The search results returned by the Search Engine Server are composed of data records. The server returns one record for each document that matches the search query. Each record consists of a set of document fields whose contents have been set during indexing (see Content Indexing). The document fields can be configured as required (see Configuring Collections).

In addition to important version and file fields, the rank of a matching document is available as a document field (score) in the standard configuration. The rank of a document specifies the relevance of the latter in relation to the corresponding search query. The relevance is given as a number between 0 and 100.

For both the editorial and the live system, the following table lists the document fields returned by the server for each document that matches a search query:

Document Field Editorial System Live System
collection
score
docId (from version/file ID)
lastChanged
objId (from file ID)
title
visiblePath

The Autonomy search module assigns the contents of the lastChanged and title zones to the document fields with the respective names. The version and file fields listed below are indexed as zones:

Indexed File Fields
Editorial System Live System
name
objClass
objType
suppressExport
visiblePath
workFlowName
File Permissions

Indexed Version Fields
Editorial System Live System
blobLength
exportBlob
(exported object, not for images)
contentType
lastChanged
mimeType
state
title
validFrom
validUntil
custom fields
(excluding signature and linklist fields)

The visiblePath zone and field are empty in the editorial system. On the live system, they contain the path to the document.

For custom version fields of the multi-selection (multienum) type, each field value is indexed as a zone with the name of the version field. If such a field has several values, for each value a zone with the same name is indexed.

The same applies to file permissions: Each user group with a certain permission is indexed as a zone with the name of that file permission. An exception to this is the live server read permission (permissionLiveServerRead). The corresponding zone contains the names of all groups that have been given this permission. For documents that are not subject to access restrictions, the zone noPermissionLiveServerRead is indexed with the content free.
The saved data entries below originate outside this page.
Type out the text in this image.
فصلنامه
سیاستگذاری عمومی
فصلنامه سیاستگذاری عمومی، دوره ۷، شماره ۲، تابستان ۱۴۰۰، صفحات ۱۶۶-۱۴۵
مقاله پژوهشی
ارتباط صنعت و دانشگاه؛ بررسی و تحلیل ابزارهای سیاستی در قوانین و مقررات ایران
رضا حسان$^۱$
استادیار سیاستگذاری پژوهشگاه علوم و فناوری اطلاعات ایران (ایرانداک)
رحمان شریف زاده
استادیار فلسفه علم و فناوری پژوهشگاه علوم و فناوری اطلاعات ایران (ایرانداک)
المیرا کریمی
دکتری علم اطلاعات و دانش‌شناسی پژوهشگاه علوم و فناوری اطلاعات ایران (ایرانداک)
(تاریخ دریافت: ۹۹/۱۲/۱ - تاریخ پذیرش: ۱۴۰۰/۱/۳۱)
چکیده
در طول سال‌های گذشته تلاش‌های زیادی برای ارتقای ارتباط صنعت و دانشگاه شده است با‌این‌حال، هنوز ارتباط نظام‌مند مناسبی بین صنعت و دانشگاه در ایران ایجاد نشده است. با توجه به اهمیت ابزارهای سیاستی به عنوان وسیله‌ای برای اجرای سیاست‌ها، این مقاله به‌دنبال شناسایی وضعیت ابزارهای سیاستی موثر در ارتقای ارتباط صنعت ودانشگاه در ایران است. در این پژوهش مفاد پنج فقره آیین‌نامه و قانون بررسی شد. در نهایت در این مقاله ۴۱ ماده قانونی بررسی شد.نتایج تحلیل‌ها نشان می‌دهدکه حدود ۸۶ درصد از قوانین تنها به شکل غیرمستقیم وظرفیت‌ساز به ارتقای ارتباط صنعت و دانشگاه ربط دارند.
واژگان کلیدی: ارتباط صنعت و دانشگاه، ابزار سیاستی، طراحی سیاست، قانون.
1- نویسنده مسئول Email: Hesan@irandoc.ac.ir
In search requests, you can execute a targeted search for documents containing the search term in one or more zones using the operator IN.

Multiple Parsers

The Infopark Search Cartridge supports search queries in several formats. For each format, a so-called parser is responsible. A parser analyzes input – in this case, search queries – and converts them into a general internal format in order to perform the actions corresponding to the input.

Search queries can be made either as free text, in explicit syntax, or in simple syntax. The default configuration uses the parser for queries in simple syntax.

The free text parser can be used for making search queries in written language, i. e. without using operators (e. g. „peace negotiations in the Middle East"). The Infopark Search Cartridge internally converts free text queries into search queries by removing unimportant words like articles, conjunctions, or prepositions (so-called stop words) and by taking into account the specifics of natural language such as noun phrases and word order. (See also the information about the operator FREETEXT).

In contrast to this, for queries in explicit or simple syntax, the search engine takes into account the operators with which search terms may be combined. For further information regarding the simple and explicit syntax as well as operators, please refer to the sections The Syntax of the Search Queries and Operators and Modifiers.

Pre-Processing and Post-Processing

The Search Engine Server allows each search request it receives from a client (including the Content Manager or the Template Engine) to be processed by a pre-processor before the request is passed to the search module. With such a pre-processor, terms or operations can be added to search queries, or disallowed search terms can be removed from the queries, for example. Because the search request the pre-processor receives is the XML document originally sent to the Search Engine Server, the pre-processor must be able to process XML documents.

The post-processing of search results works analogously to the pre-processing. Once the Search Engine Server has passed a (if applicable, pre-processed) search request to the search module, the module returns a search result. This result can be processed by a post-processor, in order to, for example, extend or shorten the list of the found documents or to attach to each hit an additional document field whose respective value has been calculated by the the post-processor.

Character Sets

The Search Cartridge uses the character encoding UTF-8. In order to be able to return search results (i. e. primarily the contents of document fields) encoded in UTF-8, the indexed documents must have this character set, too. This is ensured by the Content Manager and the Template Engine, respectively.